Technical information
- Licensing authority: FCC
- Facility ID: 15509
- Class: C1
- ERP: 100,000 watts
- HAAT: 186 meters

Links
- Public license information: Public file; LMS;
- Webcast: Listen live
- Website: truenorthradionetwork.com

= WHSB =

Radio station in Alpena, Michigan

WHSB (107.7 FM, "107.7 The Bay") is a 100,000-watt radio station licensed to Alpena, Michigan broadcasting a Top 40 (CHR) format. The station, which began broadcasting in 1964, has featured some type of contemporary music format since at least the early 1970s, and is currently the only radio station in northeastern Michigan playing currently charted pop music.

==History==
In the 1980s, the station went by the names "WhisBee", "Music 108" and "HSB, The Music Station." In the early 1990s, the station adopted the moniker "Bay 108" (a reference to nearby Thunder Bay) and affiliated with "Best Hits, Best Variety", a satellite Hot AC format from ABC Radio. In 1999, WHSB dropped ABC's format in favor of Jones' package and tweaked its identifying moniker from "Bay 108" to the current "107-7 The Bay."

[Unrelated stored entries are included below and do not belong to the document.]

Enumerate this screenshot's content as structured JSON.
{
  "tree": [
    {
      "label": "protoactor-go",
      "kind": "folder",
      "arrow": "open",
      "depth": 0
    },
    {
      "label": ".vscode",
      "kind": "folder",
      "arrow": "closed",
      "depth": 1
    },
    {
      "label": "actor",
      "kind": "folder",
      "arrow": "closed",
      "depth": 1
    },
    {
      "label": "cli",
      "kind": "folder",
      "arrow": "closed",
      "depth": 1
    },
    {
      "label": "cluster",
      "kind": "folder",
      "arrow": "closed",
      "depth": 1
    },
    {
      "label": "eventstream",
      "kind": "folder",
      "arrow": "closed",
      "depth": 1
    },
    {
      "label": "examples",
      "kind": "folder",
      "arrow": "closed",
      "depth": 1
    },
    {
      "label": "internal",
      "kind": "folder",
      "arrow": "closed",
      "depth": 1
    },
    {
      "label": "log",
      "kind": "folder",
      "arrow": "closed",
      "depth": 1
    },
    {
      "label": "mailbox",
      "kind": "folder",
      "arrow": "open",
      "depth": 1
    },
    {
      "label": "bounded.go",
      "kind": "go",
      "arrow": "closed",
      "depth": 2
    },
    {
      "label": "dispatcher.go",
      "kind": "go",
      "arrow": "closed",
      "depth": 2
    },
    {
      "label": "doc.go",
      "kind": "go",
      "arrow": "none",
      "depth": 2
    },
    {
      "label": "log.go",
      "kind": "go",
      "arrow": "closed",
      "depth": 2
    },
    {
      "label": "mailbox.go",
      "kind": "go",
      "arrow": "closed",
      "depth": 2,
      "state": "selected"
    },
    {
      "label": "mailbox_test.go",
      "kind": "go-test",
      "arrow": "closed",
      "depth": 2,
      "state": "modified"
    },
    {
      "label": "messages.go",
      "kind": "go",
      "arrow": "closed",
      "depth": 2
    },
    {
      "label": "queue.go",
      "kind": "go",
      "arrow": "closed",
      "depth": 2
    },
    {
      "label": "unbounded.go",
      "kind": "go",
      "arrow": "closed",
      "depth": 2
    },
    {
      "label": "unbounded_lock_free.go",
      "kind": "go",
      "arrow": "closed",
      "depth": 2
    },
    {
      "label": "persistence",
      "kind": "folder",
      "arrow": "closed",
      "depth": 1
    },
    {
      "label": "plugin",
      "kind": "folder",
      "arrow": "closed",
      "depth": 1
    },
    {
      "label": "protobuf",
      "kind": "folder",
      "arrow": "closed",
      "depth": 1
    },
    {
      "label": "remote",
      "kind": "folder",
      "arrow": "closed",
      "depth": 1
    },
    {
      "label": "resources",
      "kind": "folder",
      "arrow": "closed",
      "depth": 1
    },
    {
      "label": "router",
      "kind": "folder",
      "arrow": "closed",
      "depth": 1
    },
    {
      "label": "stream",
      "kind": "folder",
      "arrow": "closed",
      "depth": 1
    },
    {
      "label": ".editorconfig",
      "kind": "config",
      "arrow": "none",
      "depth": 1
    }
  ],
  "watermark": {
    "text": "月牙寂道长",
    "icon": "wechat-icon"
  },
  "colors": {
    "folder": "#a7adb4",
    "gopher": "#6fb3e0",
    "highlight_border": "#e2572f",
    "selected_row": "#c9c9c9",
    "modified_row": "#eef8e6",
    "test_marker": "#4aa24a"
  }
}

On October 23, 2004, Kerwin Kitzman, a longtime popular WHSB disc jockey, sports play-by-play announcer and sales representative, died suddenly of a heart attack at the age of 46. A tribute album to Kitzman, Teddy Bear Memories, was recorded at the Spyder Byte recording studio in Alpena, and a memorial fund, the K2 Kids fund, has been set up in his name.

In the fall of 2004, the station was sold to Edwards Communications. Past owners have included Huron Shore Broadcasters (the original owners when the station went on the air in the 1960s), WHSB Inc., Daraka Broadcasting, and Northern Radio Network Corporation (from whom Edwards acquired the station along with sister stations WHAK-AM/FM Rogers City and then-WCLS Oscoda in 2004).

107-7 The Bay currently features local personalities from 6 a.m. to 7 p.m. The station's local personalities include longtime morning host Darrel Kelly, midday host Max. After Darrel’s retirement in 2022, Max took the helm on the morning show, with newcomer Roo taking the reins in the afternoon. Special weekend programming on Sundays include American Top 40 with Ryan Seacrest. WHSB aired the original version of AT40 with Casey Kasem in years past starting in 1979. All other programming comes from Westwood One's Hot AC format.

WHSB is also the radio home of Alpena High School (the Wildcats) football and hockey.